No one outside of Manhattan, Chicago, or San Francisco would call Dede Scozzafava a “centrist Republican.” No one. CNN’s continued flagrant bias, combined with their winking assertion that they possess none, can only guide them downward into irrelevance (while helping the stock of a certain evil non-news network I’m happy to own).
– hart Tuesday, 11-03-09, 09:52:43pm
The parallels between V and Team Obama were obvious from the earliest teasers: a thin-skinned, exciting leader of unknown background; meaningless “hope and change” rhetoric met with thunderous applause; universal health care at no cost; etc. Replace the largely skeptical press with an overwhelmingly fawning one, and Morena Baccarin’s character could be named Barack!
The show looks silly, especially since the very first commercial I saw revealed the “twist” that the Visitors are lizard-folk. However, the opening credits said all I needed to hear:
Guest starring Alan Tudyk
If Nathan Fillion wasn’t busy being mega-awesome on cheesy but enjoyable Castle, this would be a Firefly reunion show!
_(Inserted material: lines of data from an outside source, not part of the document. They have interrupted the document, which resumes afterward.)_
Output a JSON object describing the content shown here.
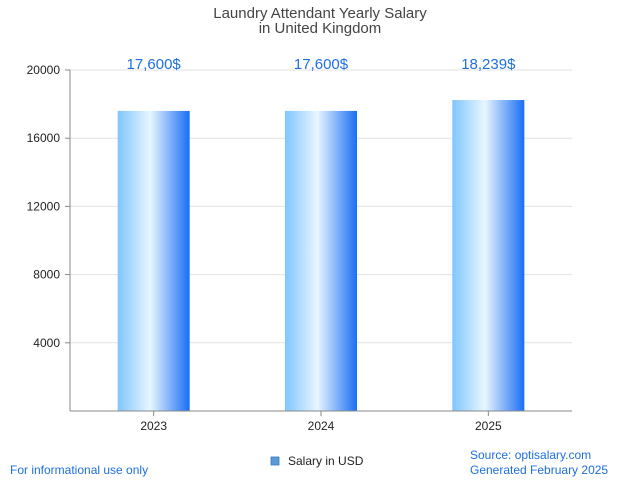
{
  "chart_data": {
    "type": "bar",
    "title": [
      "Laundry Attendant Yearly Salary",
      "in United Kingdom"
    ],
    "categories": [
      "2023",
      "2024",
      "2025"
    ],
    "series": [
      {
        "name": "Salary in USD",
        "values": [
          17600,
          17600,
          18239
        ]
      }
    ],
    "data_labels": [
      "17,600$",
      "17,600$",
      "18,239$"
    ],
    "y_ticks": [
      4000,
      8000,
      12000,
      16000,
      20000
    ],
    "ylim": [
      0,
      20000
    ],
    "xlabel": "",
    "ylabel": "",
    "grid": true,
    "legend_position": "bottom-center"
  },
  "colors": {
    "bar_light": "#e8f6ff",
    "bar_mid": "#7fc6ff",
    "bar_dark": "#1a6ef5",
    "label": "#1e6fe0",
    "grid": "#e2e2e2",
    "axis": "#888888",
    "legend_swatch": "#5b9bd5"
  },
  "footer": {
    "left": "For informational use only",
    "source": "Source: optisalary.com",
    "generated": "Generated February 2025"
  }
}
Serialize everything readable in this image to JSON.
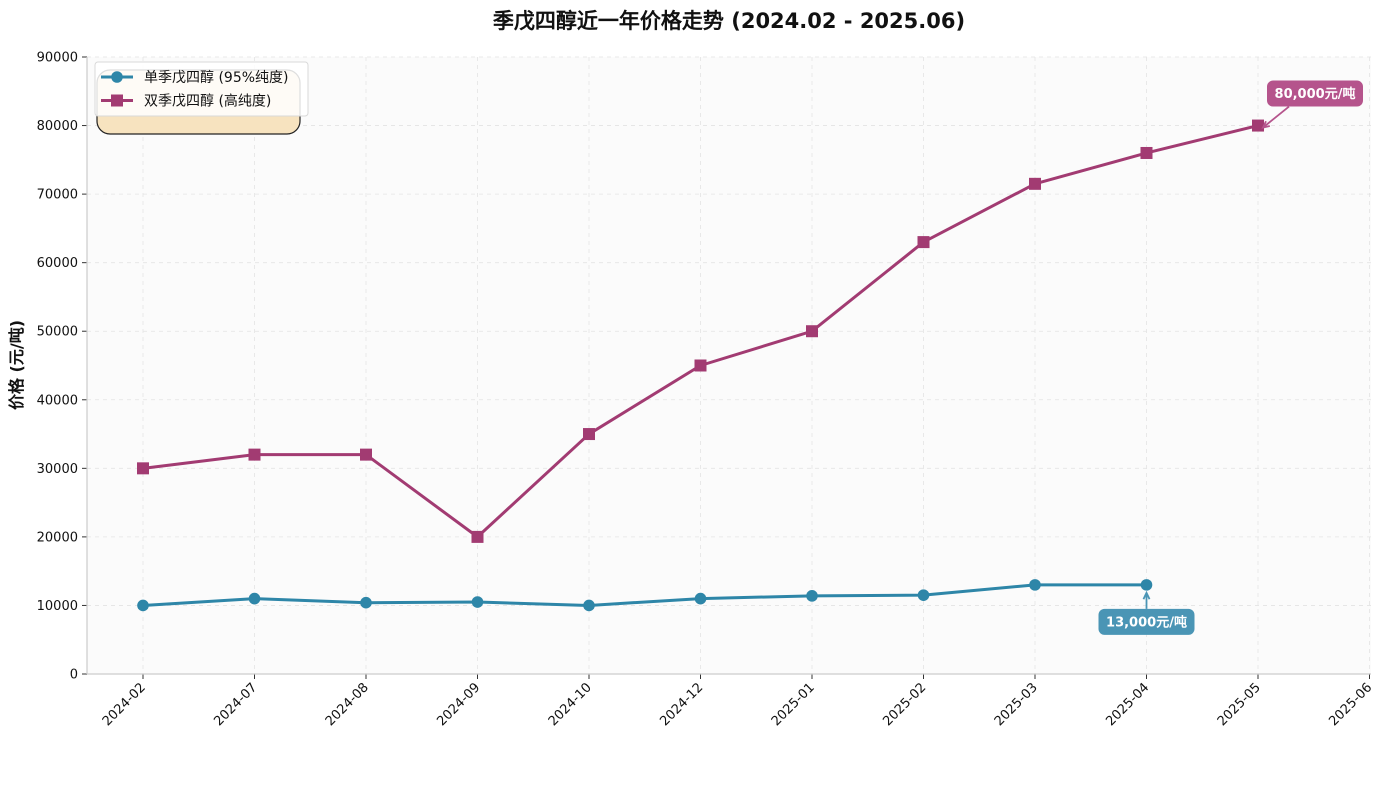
{
  "chart_data": {
    "type": "line",
    "title": "季戊四醇近一年价格走势 (2024.02 - 2025.06)",
    "ylabel": "价格 (元/吨)",
    "xlabel": "",
    "categories": [
      "2024-02",
      "2024-07",
      "2024-08",
      "2024-09",
      "2024-10",
      "2024-12",
      "2025-01",
      "2025-02",
      "2025-03",
      "2025-04",
      "2025-05",
      "2025-06"
    ],
    "ylim": [
      0,
      90000
    ],
    "yticks": [
      0,
      10000,
      20000,
      30000,
      40000,
      50000,
      60000,
      70000,
      80000,
      90000
    ],
    "grid": true,
    "legend_position": "top-left",
    "series": [
      {
        "name": "单季戊四醇 (95%纯度)",
        "color": "#2e86a8",
        "marker": "circle",
        "values": [
          10000,
          11000,
          10400,
          10500,
          10000,
          11000,
          11400,
          11500,
          13000,
          13000,
          null,
          null
        ]
      },
      {
        "name": "双季戊四醇 (高纯度)",
        "color": "#a23b72",
        "marker": "square",
        "values": [
          30000,
          32000,
          32000,
          20000,
          35000,
          45000,
          50000,
          63000,
          71500,
          76000,
          80000,
          null
        ]
      }
    ],
    "annotations": [
      {
        "text": "13,000元/吨",
        "series": 0,
        "category": "2025-04",
        "value": 13000,
        "color": "#4a95b5"
      },
      {
        "text": "80,000元/吨",
        "series": 1,
        "category": "2025-05",
        "value": 80000,
        "color": "#b5548c"
      }
    ],
    "note_box": {
      "fill": "#f7e3bf"
    }
  }
}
First impression is that yes, V is a little hokey. The teenage character Toolbox Magee and his pal Hüsker-dü have gotten old already. But wow, is it funny that this show is piloting as election results pour in! The opposition leader’s speech about Visitors infiltrated in all areas of society and the time to stop them running short… with ABC’s election results scrolling across the bottom. Oh, to live in a district with Government For All Occasions liberals being trounced today!